Anybody with half a brain could understand that this turn of events not only justified an interview with Flynn, but required one. Neglecting to conduct the interview in these circumstances would have been a shocking dereliction of duty.
But Barr has come up with a convoluted, specious argument that even if Flynn lied about his dealings with Russia, the lies weren't \”material.\” It goes something like this:
Before Flynn's late-December call with Kislyak, the FBI had planned to close the Crossfire Razor investigation because it hadn't turned up any \”derogatory information.\” Even though the closing memorandum was still in draft form, hadn't yet been approved, and also the investigation had not yet been closed, the Crossfire Razor investigation was somehow \”no longer justifiably predicated.\” Neither the discovery of the secret communications between Flynn and Russia nor the truth that Flynn had lied about them to Pence and Spicer changed anything.
In short, because the investigation hadn't found any derogatory details about Flynn until they did find some, the investigation was \”no longer justifiably predicated.\” And because the government investigators thought about closing the investigation before they obtained new incriminating evidence, the investigation should have been considered closed though it was open.
This is just rubbish.
The Crossfire Razor investigation was open when the FBI interviewed Flynn. And at time of the interview, the FBI knew that Flynn had held secret discussions with Russia about national security matters, and then lied about it repeatedly. They had to interview him.
Moreover, the umbrella investigation to which Crossfire Razor was established, Crossfire Hurricane, was also still open. Secret conversations with Russia about sanctions imposed through the Obama administration were potentially strongly related the issue of possible coordination with Russia's interference in the 2021 election. At the very least, such dealings would enhance the question of possible payback for Russia's assist with the election.
There are at least two likely explanations for Barr's taking such an obviously bogus position.
The most obvious is that he was-yet again-acting primarily to impress Trump, his mentor and mob boss.

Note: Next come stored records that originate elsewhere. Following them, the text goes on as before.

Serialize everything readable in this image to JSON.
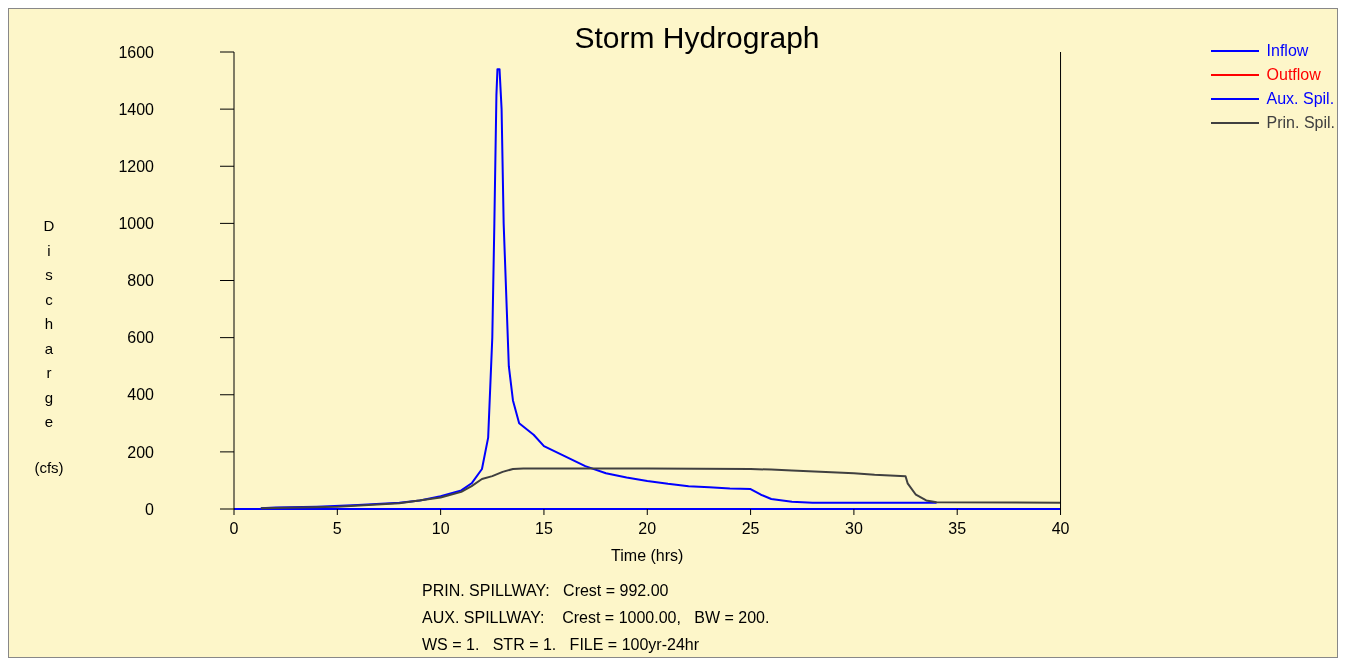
{
  "chart_data": {
    "type": "line",
    "title": "Storm Hydrograph",
    "xlabel": "Time (hrs)",
    "ylabel": "Discharge (cfs)",
    "xlim": [
      0,
      40
    ],
    "xticks": [
      0,
      5,
      10,
      15,
      20,
      25,
      30,
      35,
      40
    ],
    "ylim": [
      0,
      1600
    ],
    "yticks": [
      0,
      200,
      400,
      600,
      800,
      1000,
      1200,
      1400,
      1600
    ],
    "grid": false,
    "legend": "top right",
    "marker": "none",
    "line_style": "solid",
    "series": [
      {
        "name": "Inflow",
        "color": "#0000ff",
        "x": [
          1.3,
          2,
          4,
          6,
          8,
          9,
          10,
          11,
          11.5,
          12,
          12.3,
          12.5,
          12.6,
          12.7,
          12.75,
          12.85,
          12.95,
          13.05,
          13.2,
          13.3,
          13.5,
          13.8,
          14.5,
          15,
          16,
          17,
          18,
          19,
          20,
          21,
          22,
          23,
          24,
          25,
          25.5,
          26,
          27,
          28,
          30,
          32,
          34
        ],
        "values": [
          3,
          5,
          8,
          14,
          22,
          30,
          45,
          65,
          90,
          140,
          250,
          600,
          1000,
          1450,
          1540,
          1540,
          1400,
          1000,
          700,
          500,
          380,
          300,
          260,
          220,
          185,
          150,
          125,
          110,
          98,
          88,
          80,
          76,
          72,
          70,
          50,
          35,
          25,
          22,
          22,
          22,
          22
        ]
      },
      {
        "name": "Outflow",
        "color": "#ff0000"
      },
      {
        "name": "Aux. Spil.",
        "color": "#0000ff",
        "x": [
          0,
          40
        ],
        "values": [
          0,
          0
        ]
      },
      {
        "name": "Prin. Spil.",
        "color": "#404040",
        "x": [
          1.3,
          5,
          8,
          10,
          11,
          11.5,
          12,
          12.5,
          13,
          13.5,
          14,
          20,
          25,
          26,
          27,
          30,
          31,
          32.5,
          32.6,
          33,
          33.5,
          34,
          40
        ],
        "values": [
          3,
          8,
          20,
          40,
          60,
          80,
          105,
          115,
          130,
          140,
          142,
          142,
          140,
          138,
          135,
          125,
          120,
          115,
          90,
          50,
          30,
          24,
          22
        ]
      }
    ],
    "annotations": [
      "PRIN. SPILLWAY:   Crest = 992.00",
      "AUX. SPILLWAY:    Crest = 1000.00,   BW = 200.",
      "WS = 1.   STR = 1.   FILE = 100yr-24hr"
    ]
  }
}
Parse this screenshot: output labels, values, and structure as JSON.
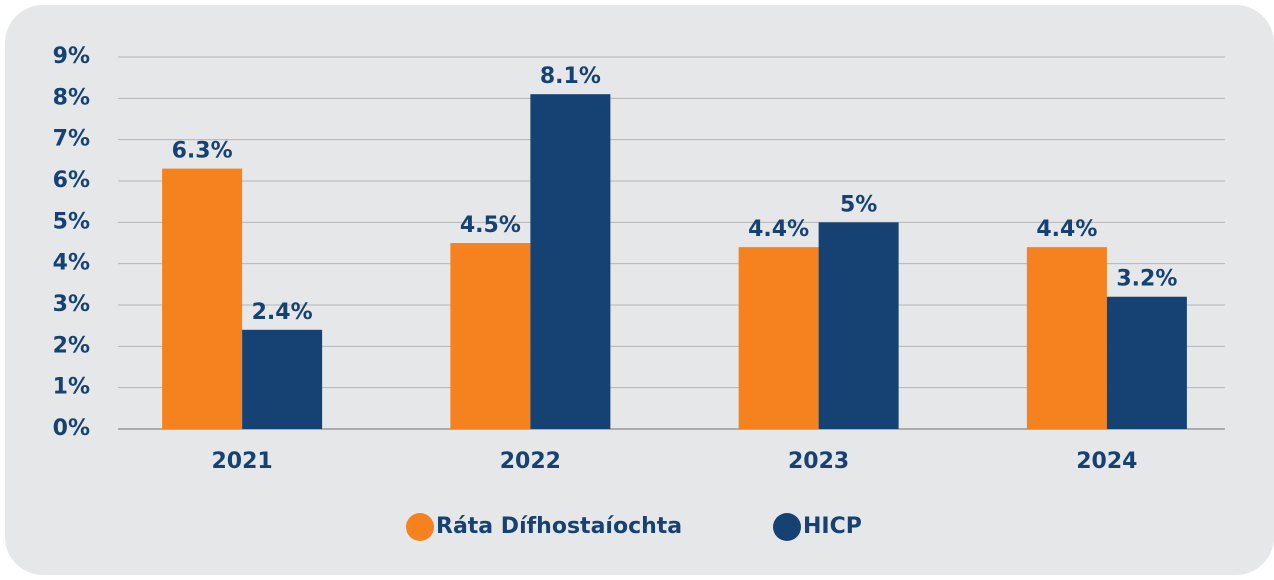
{
  "chart_data": {
    "type": "bar",
    "categories": [
      "2021",
      "2022",
      "2023",
      "2024"
    ],
    "series": [
      {
        "name": "Ráta Dífhostaíochta",
        "color": "#f5821f",
        "values": [
          6.3,
          4.5,
          4.4,
          4.4
        ],
        "value_labels": [
          "6.3%",
          "4.5%",
          "4.4%",
          "4.4%"
        ]
      },
      {
        "name": "HICP",
        "color": "#154273",
        "values": [
          2.4,
          8.1,
          5,
          3.2
        ],
        "value_labels": [
          "2.4%",
          "8.1%",
          "5%",
          "3.2%"
        ]
      }
    ],
    "ylim": [
      0,
      9
    ],
    "yticks": [
      {
        "value": 0,
        "label": "0%"
      },
      {
        "value": 1,
        "label": "1%"
      },
      {
        "value": 2,
        "label": "2%"
      },
      {
        "value": 3,
        "label": "3%"
      },
      {
        "value": 4,
        "label": "4%"
      },
      {
        "value": 5,
        "label": "5%"
      },
      {
        "value": 6,
        "label": "6%"
      },
      {
        "value": 7,
        "label": "7%"
      },
      {
        "value": 8,
        "label": "8%"
      },
      {
        "value": 9,
        "label": "9%"
      }
    ],
    "grid": true,
    "legend": "bottom"
  }
}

Less obvious, but perhaps equally likely, is the fact that Barr doesn't like the way the FBI conducted the job interview. Barr clearly believes that instead of handing Flynn the rope with which he could hang himself, the FBI should have told him in advance that they knew there was a disconnect between your facts and what Flynn had told Spicer and Pence, and steered him onto safe ground. But that wouldn't provide a legal rationale for dismissing the situation, so Barr had to make one up.
At no more the day, however, it really does not matter what pretext Barr offers for his actions. What matters is the fact that he is subverting justice.
Judge Sullivan should not let him get away with it.